Pat, newly sprung from a mental institution when the movie begins, is one of series of damaged characters this awards season, along with moonshine-swilling live wire Freddie Quell in “The Master” and Denzel Washington’s boozy pilot in “Flight.” The normal seeming school teacher played by Mary Elizabeth Winstead in “Smashed” turns out to have severe emotional problems as well; Christian Bale’s Bruce Wayne is more emotionally wounded than ever in “The Dark Knight Rises.”
Cooper says that the Pat moviegoers will see on screen is the toned-down version.
“We were very conscious of modulating Pat so that he’s palatable, but stays true to character,” Cooper says. “We really discovered it on camera.”

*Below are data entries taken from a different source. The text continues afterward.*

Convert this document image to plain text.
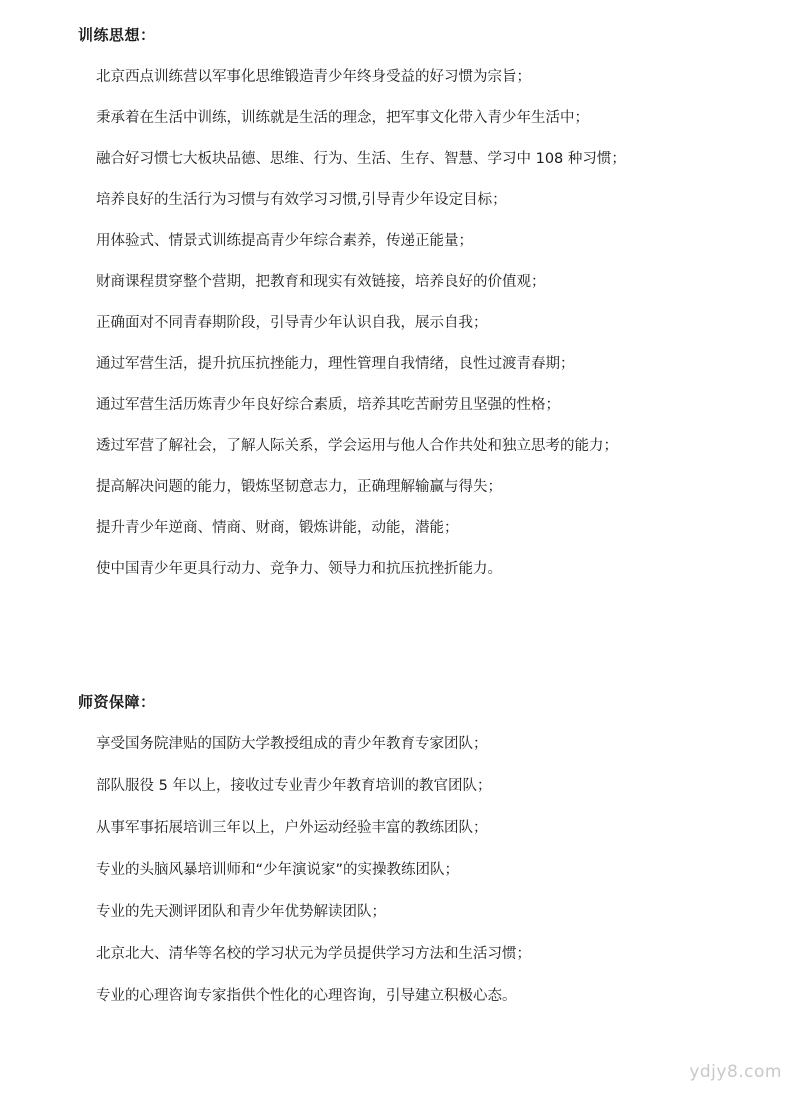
训练思想：
北京西点训练营以军事化思维锻造青少年终身受益的好习惯为宗旨；
秉承着在生活中训练，训练就是生活的理念，把军事文化带入青少年生活中；
融合好习惯七大板块品德、思维、行为、生活、生存、智慧、学习中 108 种习惯；
培养良好的生活行为习惯与有效学习习惯,引导青少年设定目标；
用体验式、情景式训练提高青少年综合素养，传递正能量；
财商课程贯穿整个营期，把教育和现实有效链接，培养良好的价值观；
正确面对不同青春期阶段，引导青少年认识自我，展示自我；
通过军营生活，提升抗压抗挫能力，理性管理自我情绪，良性过渡青春期；
通过军营生活历炼青少年良好综合素质，培养其吃苦耐劳且坚强的性格；
透过军营了解社会，了解人际关系，学会运用与他人合作共处和独立思考的能力；
提高解决问题的能力，锻炼坚韧意志力，正确理解输赢与得失；
提升青少年逆商、情商、财商，锻炼讲能，动能，潜能；
使中国青少年更具行动力、竞争力、领导力和抗压抗挫折能力。
师资保障：
享受国务院津贴的国防大学教授组成的青少年教育专家团队；
部队服役 5 年以上，接收过专业青少年教育培训的教官团队；
从事军事拓展培训三年以上，户外运动经验丰富的教练团队；
专业的头脑风暴培训师和“少年演说家”的实操教练团队；
专业的先天测评团队和青少年优势解读团队；
北京北大、清华等名校的学习状元为学员提供学习方法和生活习惯；
专业的心理咨询专家指供个性化的心理咨询，引导建立积极心态。
ydjy8.com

Intent on winning back his estranged wife and job as a teacher, Pat is thrown further off balance by Jennifer Lawrence’s Tiffany, a widow working through her own emotional issues. “He’s white-knuckling his life,” Cooper says of Pat. “He thinks he will be OK if he gets his wife back and his job back, and then he starts to have feelings for Tiffany, which is very confusing for him.”
John Gatins, the screenwriter for “Flight,” says Washington recognized the challenge of playing Whip Whitaker, a gifted pilot with serious substance abuse issues, right away. Meeting for dinner, the actor told him, “this is really dangerous material,” Gatins recalls.
On set, Gatins watched as Washington carefully “calibrated in every scene how inebriated he was. As big as the performance is, it’s also very subtle,” Gatins says.
Matthias Schoenaerts didn’t worry about playing an emotionally stunted character that wasn’t always likeable in “Rust and Bone.”
“Apparently a lot has happened to him, and we don’t know what,” he says of Ali. “As an actor, I try to never judge.”
Ali turns out to be just what Marion Cotillard’s Stephanie needs after she loses her legs training whales; he refuses to pity her and she in turn helps him with his fledgling fighting career.
“These two lost souls find each other,” Schoenaerts says. “One is physically handicapped and one is emotionally handicapped. They need one another to find purpose in life and that’s through love.”
In the annals of films about damaged characters that makes “Rust and Bone” a two-fer. This year’s wave of movies about emotionally damaged characters fit into a long line of projects “that cry out Oscar, Oscar,” observes film scholar Jeanine Basinger. As awards season veterans know full well, overcoming afflictions, whether physical or emotional, tend to have a much better shot at statuettes than comedic roles.
“The bottom line is, people making movies are looking for stories about unusual characters, in unusual situations,” says Basinger, the chair of film studies at Wesleyan U. in Connecticut. “Actors always want to be challenged,” she adds. “Obviously, any time you are good at your craft, you want to push it to the highest level. A basketball player wants to play with LeBron James. Actors want the challenge of playing a character who is not ordinary.”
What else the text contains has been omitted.